L’élection de la CAQ, la victoire du Québec moyen

Selon l'auteur, la Coalition avenir Québec  — avec à sa tête François Legault — a réussi à se brancher solidement sur le Québec moyen, ce qui a assuré sa victoire éclatante.
Photo: Graham Hughes La Presse canadienne Selon l'auteur, la Coalition avenir Québec  — avec à sa tête François Legault — a réussi à se brancher solidement sur le Québec moyen, ce qui a assuré sa victoire éclatante.

L’élection du 1er octobre 2018 fut à bien des égards historique.
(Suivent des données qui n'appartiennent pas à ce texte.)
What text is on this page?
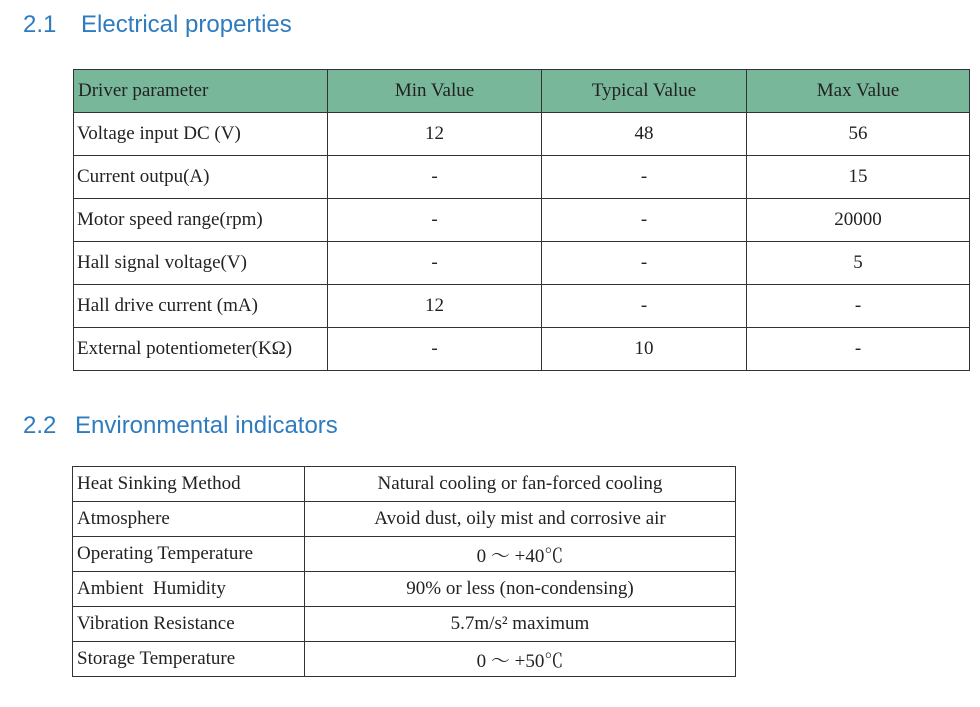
2.1 Electrical properties
Driver parameter	Min Value	Typical Value	Max Value
Voltage input DC (V)	12	48	56
Current outpu(A)	-	-	15
Motor speed range(rpm)	-	-	20000
Hall signal voltage(V)	-	-	5
Hall drive current (mA)	12	-	-
External potentiometer(KΩ)	-	10	-
2.2 Environmental indicators
Heat Sinking Method	Natural cooling or fan-forced cooling
Atmosphere	Avoid dust, oily mist and corrosive air
Operating Temperature	0 ～ +40℃
Ambient  Humidity	90% or less (non-condensing)
Vibration Resistance	5.7m/s² maximum
Storage Temperature	0 ～ +50℃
Le relâchement de la tension autour de la question nationale a permis à un nouveau parti de prendre le pouvoir, la CAQ, et à un autre, QS, d’émerger comme une force politique. Les deux partis qui se sont partagé le pouvoir depuis 50 ans sont à des creux historiques.

Les observateurs de la scène politique québécoise, y compris des commentateurs chevronnés, se perdent en conjectures pour expliquer ce vote. Mais il suffit d’analyser quelques données socio-démographiques pour comprendre que la CAQ l’a emporté en misant sur le Québec modéré.

Comment comprendre ces élections en cinq étapes faciles :

Étape 1 : Procurez-vous les données macro (big data) du recensement de 2016.

Étape 2 : Triez les circonscriptions selon la proportion de la population non francophone. Vous observerez que 27 des 28 (ainsi que 29 des 34) circonscriptions ayant la plus forte proportion d’électeurs non francophones* sont allées au Parti libéral. Les exceptions s’expliquent ainsi :

Jean-Talon est la circonscription où les évaluations foncières sont les plus élevées en dehors de l’île de Montréal. Roberval est la circonscription du premier ministre sortant, tandis que l’élection dans Gaspé est contestée.

La conclusion : le vote du Parti libéral est essentiellement le fait des non-francophones et d’un niveau socio-économique très élevé. Il s’agit d’un vote qui s’éloigne sensiblement du Québec moyen, constitué d’une majorité de francophones à revenu moyen.

Étape 3 : Enlevez les circonscriptions non francophones du PLQ et triez vos données en fonction de la proportion de locataires dans la circonscription. Vous observerez que les 8 circonscriptions ayant la plus forte proportion de locataires sont allées à QS, de même que 9 des 10. L’exception étant Rouyn-Noranda–Témiscamingue. Ainsi, la proportion de locataires (dont beaucoup d’étudiants) explique presque entièrement le vote solidaire.

Étape 4 : Mettez les circonscriptions non francophones et/ou à forte proportion de locataires de côté, et jetez un coup d’oeil aux indicateurs socio-économiques. Le premier constat est que le vote péquiste est généralement caractérisé par une très faible perspective socio-économique.

Trois des quatre circonscriptions où les transferts gouvernementaux occupent une plus grande place dans le revenu des ménages sont péquistes, la quatrième étant Gaspé, où un dépouillement judiciaire a lieu, peut-être au profit du Parti québécois. De plus, 8 des 19 circonscriptions où le taux d’emploi chez les hommes est le plus faible sont péquistes (9 sur 19 si Gaspé bascule vers le PQ). La seule circonscription péquiste où les perspectives socio-économiques sont moins défavorables est Marie-Victorin, où Catherine Fournier l’a emporté avec seulement deux points de pourcentage d’avance.

Étape 5 : Faites la liste des circonscriptions caquistes et vous constaterez que ce sont des circonscriptions très diverses et très représentatives du Québec « moyen », c’est-à-dire ni très riche ni très pauvre, plutôt francophone et pas disproportionnellement locataire.

En conclusion, on peut affirmer que les trois partis d’opposition se sont marginalisés par rapport au Québec moyen. Le Parti libéral est devenu essentiellement le parti des riches et surtout des non-francophones. Le Parti québécois est devenu le parti des électeurs qui dépendent le plus des transferts gouvernementaux, tandis que Québec solidaire est le parti des locataires, souvent de jeunes étudiants.

La CAQ aura réussi de son côté à se brancher solidement sur le Québec moyen, ce qui a assuré sa victoire éclatante.

(*) Nous excluons les langues autochtones aux fins de l’analyse.

* L’auteur a été consultant au cours de la dernière campagne en tant qu’analyste stratégique de l’opinion publique pour la CAQ. Il était auparavant vice-président au sein de la maison de sondage CROP.